Observation data (J2000.0 epoch)
- Constellation: Ursa Major
- Right ascension: 10^{h} 15^{m} 04.140^{s}
- Declination: +49° 26′ 00.70″
- Redshift: 0.212000
- Heliocentric radial velocity: 63,556 km/s
- Distance: 2.727 Gly
- Apparent magnitude (V): 16.15
- Apparent magnitude (B): 16.56

Characteristics
- Type: BL LAC
- Size: 78.54 kiloparsecs (256,200 light-years) (diameter; 2MASS K-band total isophote)
- Notable features: High frequency peaked BL Lac object

Other designations
- 2MASS J10150414+49226008, RBS 0841, LEDA 2342845, NVSS J101504+492601, 7C 1011+4941, VIPS 0312, RX J1015.0+4926, 51P 104

= 1ES 1011+496 =

BL Lacertae object in the constellation Ursa Major

1ES 1011+496 is a relatively distant BL Lacertae object (BL Lac) located 2.7 billion light-years away in the constellation of Ursa Major. This object has a redshift of 0.212 based on its absorption line spectrum and was first discovered as an extragalactic radio source by astronomers in March 1986.

== Description ==
1ES 1011+496 is described as a high frequency peaked BL Lac object or an HBL for short. When observed in 2007 by MAGIC Telescope, the object was found to emit very high energy gamma-rays. The findings by MAGIC, found its integrated flux was shown increasing above 200 GeV level of around 1.58 ± 0.32 × 10^{−11} photons cm^{−2} s^{−1}. The source of 1ES 1011+496 was extremely variable in X-rays with its flux estimated to be measured between 2 and 10 KeV with one small X-ray flare detected. It is also varying in optical brightness levels when detected by Tuorla Blazar Monitoring Program. In March 2023, the source was shown having a large variability upon being monitored by Neil Gehrels Swift Observatory.

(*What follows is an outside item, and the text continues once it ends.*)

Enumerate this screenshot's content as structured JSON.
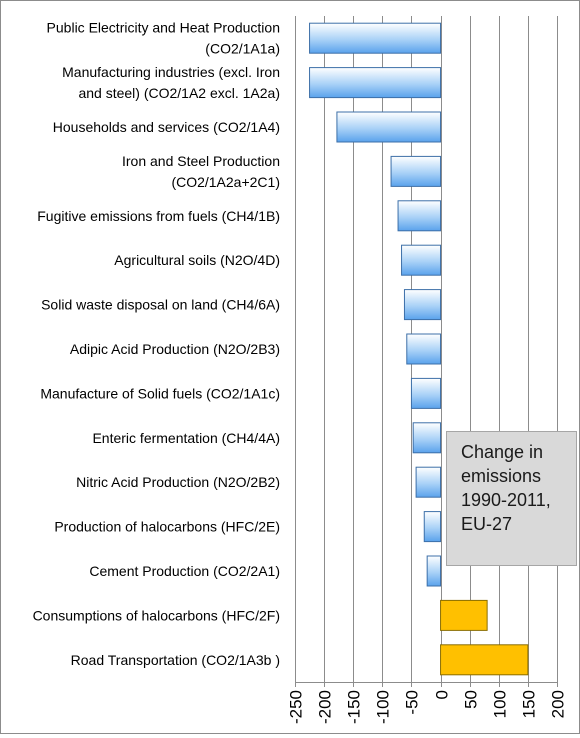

A strong powerful flare was detected from 1ES 1011+496 in February 2014. Observations by MAGIC, noted the object underwent an active phrase with its flux recorded as increasing by 14 times compared to the previous flare recorded in 2007. During the observation period, the spectrum 1ES 1011+496 showed a small curvature over 1 magnitude in energy with no signs of major changes to its spectral shape. A further analysis of the object's spectral energy distribution would show the trend of the synchrotron peak shifting towards higher energies as the flux increases. This is found similar to "bluer when brighter" trend and was mainly due to particle spectrum changes.

The object displays a core-jet morphology. Prior observations made in 1986 upon its discovery, showed its morphology is compact and mainly made up of a compact radio core and some extended radio emission surrounding it in a form of a halo. A more recent observation made in 2016 based on a 15 GHz radio map, found the core is optically thick with a radio jet present. Imaging by Very Large Array, MERLIN and Very Long Baseline Array has specifically shown the jet is extending by few hundred milliarcseconds from the core in nearly same direction. When probed deeper, its angle is shown as stable and orientating at a negative degree between -100° and -80°. In addition, the jet is also found polarized with its bright features mainly appearing at different times and positions.

The host galaxy of 1ES 1011+496 is described as a relatively normal elliptical galaxy based on Hubble Space Telescope imaging and optical imaging. The magnitude of the host is estimated to be 17.30 based on observations and it has a supermassive black hole mass of 8.32 M_{☉}.